Je me souviens de ce soir où ma mère avait Ivan dans ses bras. Elle le berçait, essayant d’apaiser ses pleurs. Elle disait qu’il avait mal au ventre ou quelque chose dans ce genre. Je sortais d’un entraînement, je ne ressemblais à rien et je désirais par-dessus tout me laver. Pourtant, j’étais en face d’elle et de lui, les pleurs résonnant dans la pièce, assourdissant les soupirs de désespoir de la reine. Je m’approchais, lentement, et pour je ne sais quelle raison étrange, elle me le tendit. Je le pris, le serrant doucement contre mon torse, mon visage au-dessus du sien tordu par la douleur. Je me présentais à lui et ses yeux plongèrent dans les miens. Je lui jurais que je le protégerais des menaces et des ombres, car je les maîtriserais pour qu’elles soient ses armes. Sa petite main potelée se posa maladroitement sur ma joue et Ivan ne pleura plus. Je sus alors que je ferais tout pour lui, même si nous n’avions qu’une mère en commun dans notre sang. Il était mon frère. Il était destiné à régner. Et je serais destinée à le servir. Nous avions scellé cette promesse les yeux dans les yeux.
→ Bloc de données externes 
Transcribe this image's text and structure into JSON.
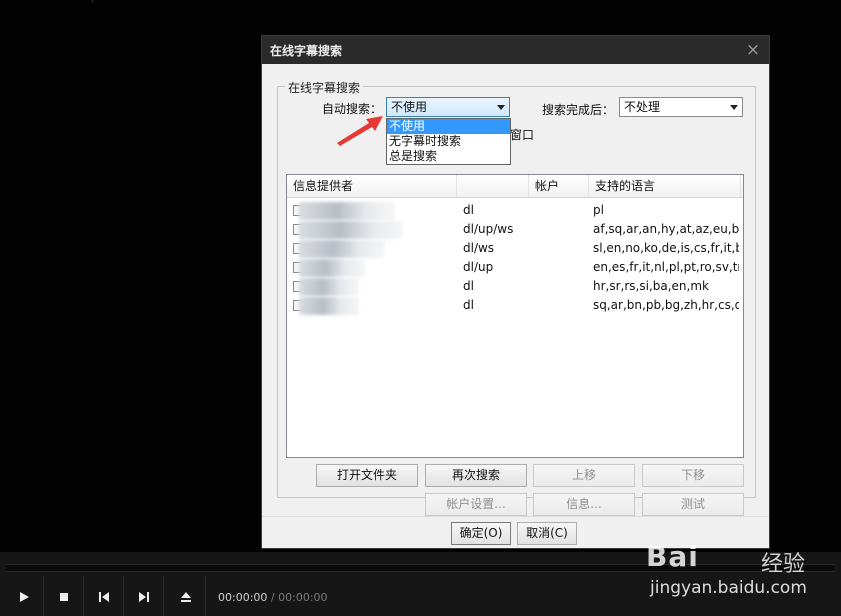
{
  "dialog": {
    "title": "在线字幕搜索",
    "close_glyph": "×",
    "group_legend": "在线字幕搜索",
    "auto_search_label": "自动搜索：",
    "auto_search_value": "不使用",
    "after_search_label": "搜索完成后：",
    "after_search_value": "不处理",
    "hidden_text_fragment": "窗口",
    "dropdown_options": [
      "不使用",
      "无字幕时搜索",
      "总是搜索"
    ],
    "columns": [
      "信息提供者",
      "",
      "帐户",
      "支持的语言"
    ],
    "rows": [
      {
        "col2": "dl",
        "languages": "pl"
      },
      {
        "col2": "dl/up/ws",
        "languages": "af,sq,ar,an,hy,at,az,eu,be..."
      },
      {
        "col2": "dl/ws",
        "languages": "sl,en,no,ko,de,is,cs,fr,it,b..."
      },
      {
        "col2": "dl/up",
        "languages": "en,es,fr,it,nl,pl,pt,ro,sv,tr"
      },
      {
        "col2": "dl",
        "languages": "hr,sr,rs,si,ba,en,mk"
      },
      {
        "col2": "dl",
        "languages": "sq,ar,bn,pb,bg,zh,hr,cs,d..."
      }
    ],
    "buttons": {
      "open_folder": "打开文件夹",
      "search_again": "再次搜索",
      "move_up": "上移",
      "move_down": "下移",
      "account_settings": "帐户设置...",
      "info": "信息...",
      "test": "测试",
      "ok": "确定(O)",
      "cancel": "取消(C)"
    }
  },
  "player": {
    "time_current": "00:00:00",
    "time_separator": "/",
    "time_duration": "00:00:00",
    "icons": [
      "play-icon",
      "stop-icon",
      "previous-icon",
      "next-icon",
      "eject-icon"
    ]
  },
  "watermark": {
    "brand": "Bai",
    "brand_suffix": "经验",
    "url": "jingyan.baidu.com"
  },
  "colors": {
    "titlebar": "#2b2b2b",
    "selection": "#3399ff",
    "arrow": "#e53935"
  }
}
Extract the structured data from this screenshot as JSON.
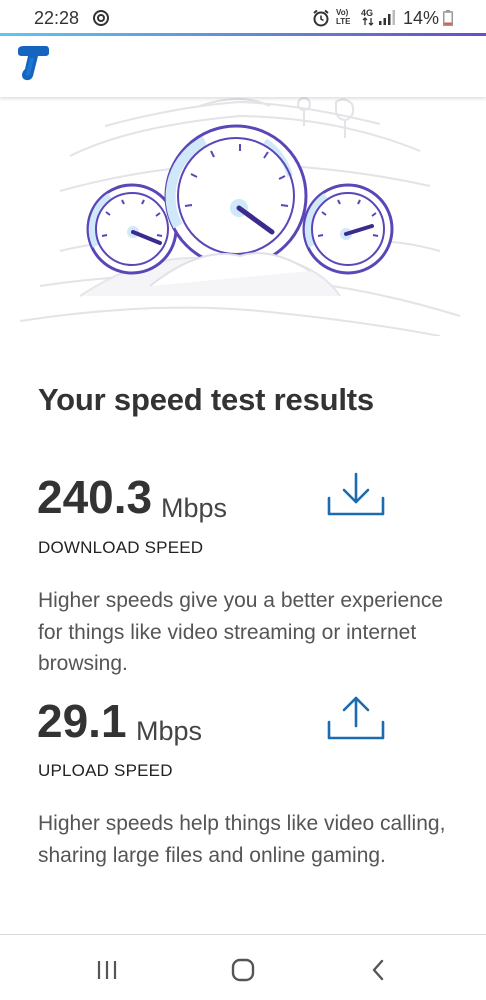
{
  "status_bar": {
    "time": "22:28",
    "battery": "14%",
    "network": "4G",
    "volte": "Vo) LTE"
  },
  "colors": {
    "brand": "#1565c0",
    "accent_blue": "#5bc8f5",
    "gauge_purple": "#6a4fc4",
    "icon_blue": "#1b6bb0"
  },
  "results": {
    "heading": "Your speed test results",
    "download": {
      "value": "240.3",
      "unit": "Mbps",
      "label": "DOWNLOAD SPEED",
      "description": "Higher speeds give you a better experience for things like video streaming or internet browsing.",
      "icon": "download-icon"
    },
    "upload": {
      "value": "29.1",
      "unit": "Mbps",
      "label": "UPLOAD SPEED",
      "description": "Higher speeds help things like video calling, sharing large files and online gaming.",
      "icon": "upload-icon"
    }
  },
  "nav": {
    "recents_icon": "recents-icon",
    "home_icon": "home-icon",
    "back_icon": "back-icon"
  }
}
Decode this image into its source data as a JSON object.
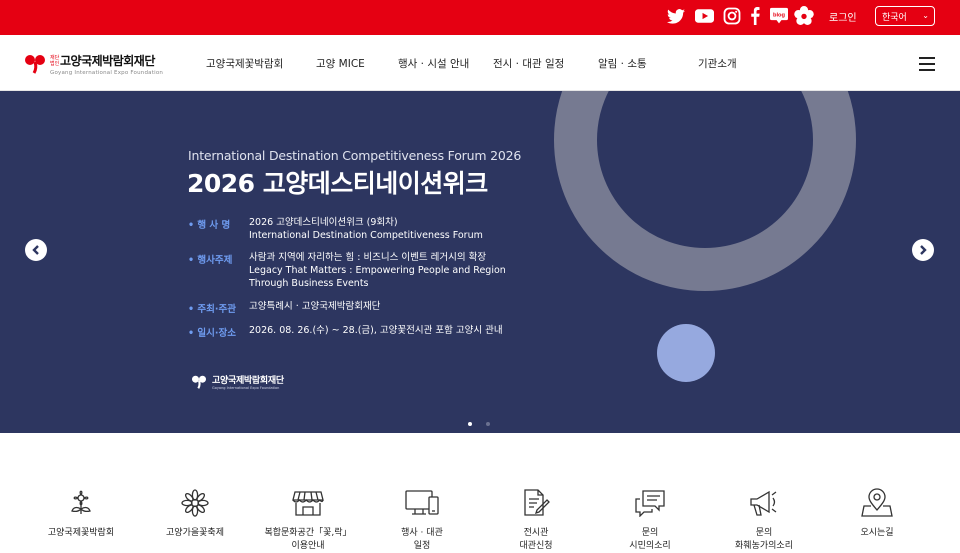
{
  "topbar": {
    "login_label": "로그인",
    "language_selected": "한국어",
    "sns_icons": [
      "twitter-icon",
      "youtube-icon",
      "instagram-icon",
      "facebook-icon",
      "blog-icon",
      "flower-sns-icon"
    ],
    "blog_label": "blog"
  },
  "header": {
    "logo_small": "재단법인",
    "logo_name": "고양국제박람회재단",
    "logo_sub": "Goyang International Expo Foundation",
    "nav": [
      "고양국제꽃박람회",
      "고양 MICE",
      "행사 · 시설 안내",
      "전시 · 대관 일정",
      "알림 · 소통",
      "기관소개"
    ]
  },
  "hero": {
    "subtitle": "International Destination Competitiveness Forum 2026",
    "title": "2026 고양데스티네이션위크",
    "info": [
      {
        "label": "• 행 사 명",
        "lines": [
          "2026 고양데스티네이션위크 (9회차)",
          "International Destination Competitiveness Forum"
        ]
      },
      {
        "label": "• 행사주제",
        "lines": [
          "사람과 지역에 자리하는 힘 : 비즈니스 이벤트 레거시의 확장",
          "Legacy That Matters : Empowering People and Region",
          "Through Business Events"
        ]
      },
      {
        "label": "• 주최·주관",
        "lines": [
          "고양특례시 · 고양국제박람회재단"
        ]
      },
      {
        "label": "• 일시·장소",
        "lines": [
          "2026. 08. 26.(수) ~ 28.(금), 고양꽃전시관 포함 고양시 관내"
        ]
      }
    ],
    "logo_name": "고양국제박람회재단",
    "logo_sub": "Goyang International Expo Foundation",
    "slide_count": 2,
    "active_slide": 1,
    "colors": {
      "background": "#2d3660",
      "ring": "#767a91",
      "dot": "#96a9df",
      "label": "#6f9cf0"
    }
  },
  "quick_menu": [
    {
      "icon": "flower-icon",
      "lines": [
        "고양국제꽃박람회"
      ]
    },
    {
      "icon": "autumn-flower-icon",
      "lines": [
        "고양가을꽃축제"
      ]
    },
    {
      "icon": "store-icon",
      "lines": [
        "복합문화공간「꽃,락」",
        "이용안내"
      ]
    },
    {
      "icon": "monitor-icon",
      "lines": [
        "행사 · 대관",
        "일정"
      ]
    },
    {
      "icon": "document-edit-icon",
      "lines": [
        "전시관",
        "대관신청"
      ]
    },
    {
      "icon": "chat-icon",
      "lines": [
        "문의",
        "시민의소리"
      ]
    },
    {
      "icon": "megaphone-icon",
      "lines": [
        "문의",
        "화훼농가의소리"
      ]
    },
    {
      "icon": "location-pin-icon",
      "lines": [
        "오시는길"
      ]
    }
  ],
  "brand": {
    "red": "#e50012"
  }
}
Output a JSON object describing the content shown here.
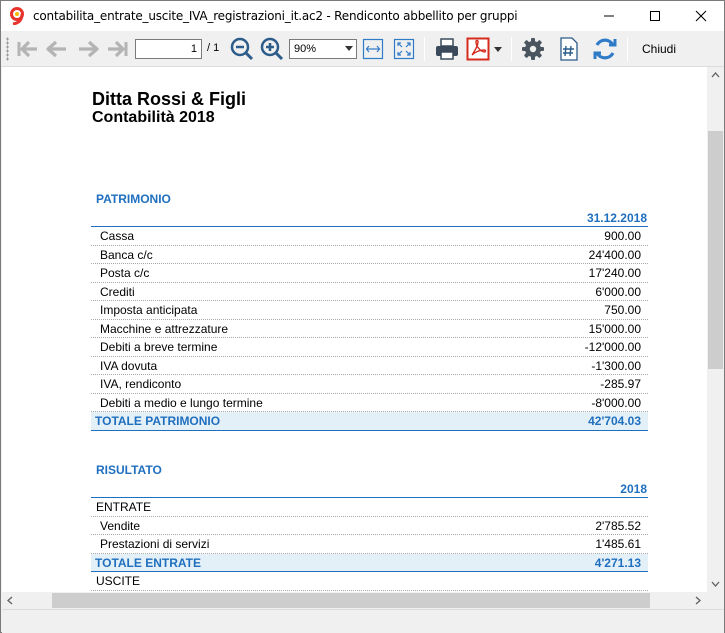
{
  "window": {
    "title": "contabilita_entrate_uscite_IVA_registrazioni_it.ac2 - Rendiconto abbellito per gruppi"
  },
  "toolbar": {
    "page_current": "1",
    "page_total": "/ 1",
    "zoom": "90%",
    "close_label": "Chiudi"
  },
  "document": {
    "company": "Ditta Rossi & Figli",
    "subtitle": "Contabilità 2018",
    "patrimonio": {
      "title": "PATRIMONIO",
      "column": "31.12.2018",
      "rows": [
        {
          "label": "Cassa",
          "value": "900.00"
        },
        {
          "label": "Banca c/c",
          "value": "24'400.00"
        },
        {
          "label": "Posta c/c",
          "value": "17'240.00"
        },
        {
          "label": "Crediti",
          "value": "6'000.00"
        },
        {
          "label": "Imposta anticipata",
          "value": "750.00"
        },
        {
          "label": "Macchine e attrezzature",
          "value": "15'000.00"
        },
        {
          "label": "Debiti a breve termine",
          "value": "-12'000.00"
        },
        {
          "label": "IVA dovuta",
          "value": "-1'300.00"
        },
        {
          "label": "IVA, rendiconto",
          "value": "-285.97"
        },
        {
          "label": "Debiti a medio e lungo termine",
          "value": "-8'000.00"
        }
      ],
      "total": {
        "label": "TOTALE PATRIMONIO",
        "value": "42'704.03"
      }
    },
    "risultato": {
      "title": "RISULTATO",
      "column": "2018",
      "entrate_label": "ENTRATE",
      "entrate_rows": [
        {
          "label": "Vendite",
          "value": "2'785.52"
        },
        {
          "label": "Prestazioni di servizi",
          "value": "1'485.61"
        }
      ],
      "entrate_total": {
        "label": "TOTALE ENTRATE",
        "value": "4'271.13"
      },
      "uscite_label": "USCITE"
    }
  },
  "colors": {
    "accent": "#1f6fbf",
    "total_bg": "#e4f0f8"
  }
}
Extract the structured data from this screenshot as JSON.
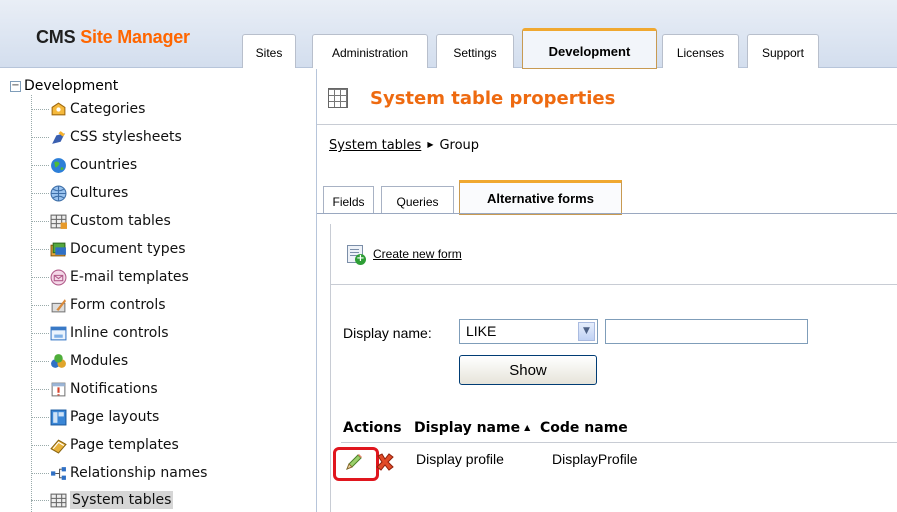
{
  "header": {
    "logo_cms": "CMS",
    "logo_site_manager": "Site Manager",
    "tabs": [
      {
        "label": "Sites",
        "active": false
      },
      {
        "label": "Administration",
        "active": false
      },
      {
        "label": "Settings",
        "active": false
      },
      {
        "label": "Development",
        "active": true
      },
      {
        "label": "Licenses",
        "active": false
      },
      {
        "label": "Support",
        "active": false
      }
    ]
  },
  "tree": {
    "root": "Development",
    "items": [
      {
        "label": "Categories",
        "icon": "categories-icon"
      },
      {
        "label": "CSS stylesheets",
        "icon": "css-stylesheets-icon"
      },
      {
        "label": "Countries",
        "icon": "globe-icon"
      },
      {
        "label": "Cultures",
        "icon": "cultures-icon"
      },
      {
        "label": "Custom tables",
        "icon": "custom-tables-icon"
      },
      {
        "label": "Document types",
        "icon": "document-types-icon"
      },
      {
        "label": "E-mail templates",
        "icon": "email-icon"
      },
      {
        "label": "Form controls",
        "icon": "form-controls-icon"
      },
      {
        "label": "Inline controls",
        "icon": "inline-controls-icon"
      },
      {
        "label": "Modules",
        "icon": "modules-icon"
      },
      {
        "label": "Notifications",
        "icon": "notifications-icon"
      },
      {
        "label": "Page layouts",
        "icon": "page-layouts-icon"
      },
      {
        "label": "Page templates",
        "icon": "page-templates-icon"
      },
      {
        "label": "Relationship names",
        "icon": "relationship-icon"
      },
      {
        "label": "System tables",
        "icon": "system-tables-icon",
        "selected": true
      }
    ]
  },
  "main": {
    "title": "System table properties",
    "breadcrumb": {
      "link": "System tables",
      "current": "Group"
    },
    "subtabs": [
      {
        "label": "Fields",
        "active": false
      },
      {
        "label": "Queries",
        "active": false
      },
      {
        "label": "Alternative forms",
        "active": true
      }
    ],
    "create_link": "Create new form",
    "filter": {
      "label": "Display name:",
      "operator": "LIKE",
      "value": "",
      "button": "Show"
    },
    "grid": {
      "headers": {
        "actions": "Actions",
        "display_name": "Display name",
        "code_name": "Code name"
      },
      "rows": [
        {
          "display_name": "Display profile",
          "code_name": "DisplayProfile"
        }
      ]
    }
  },
  "colors": {
    "accent_orange": "#ee6a10",
    "highlight_red": "#e0161e",
    "tab_active_border": "#f0a830"
  }
}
N'aie pas peur du vent qui gronde,
Ni des chiens errant dans l'ombre.
C’était censé être mon jour. J’avais passé des semaines sur cette mission, loupé l’anniversaire d’Ivan pour la remplir rapidement et voilà que ce soldat ployait le genou devant le Roi, lui jurant de nouveau allégeance en signe de remerciement. Il venait d’être promu lieutenant Cunningham, faisant la fierté de son paternel, et je le détestais. Nous ne nous entendions pas spécialement bien initialement, mais là, c’était trop. J’eus à peine un « bien » pour cette mission rondement menée, sans aucune perte par-dessus le marché et cet homme était promu.
Je libérais ma rage à l’entraînement. J’avais besoin de me défouler, d’extérioriser, de me dépasser encore plus. Mes muscles avaient souffert du voyage, mais qu’importait. Je devais encore m’améliorer. Toujours.
J’avais mis à terre toutes les personnes qui avaient essayé de me combattre, me battant avec mon épée. Désormais, je me battais avec ma petite science, lançant des boules noirâtres. Si au départ, les gens se protégeaient avec des boucliers, je compris rapidement que c’était pour prendre la poudre d’escampette. Bande de lâches. Bande de pleutres. Ma colère grandit un peu plus.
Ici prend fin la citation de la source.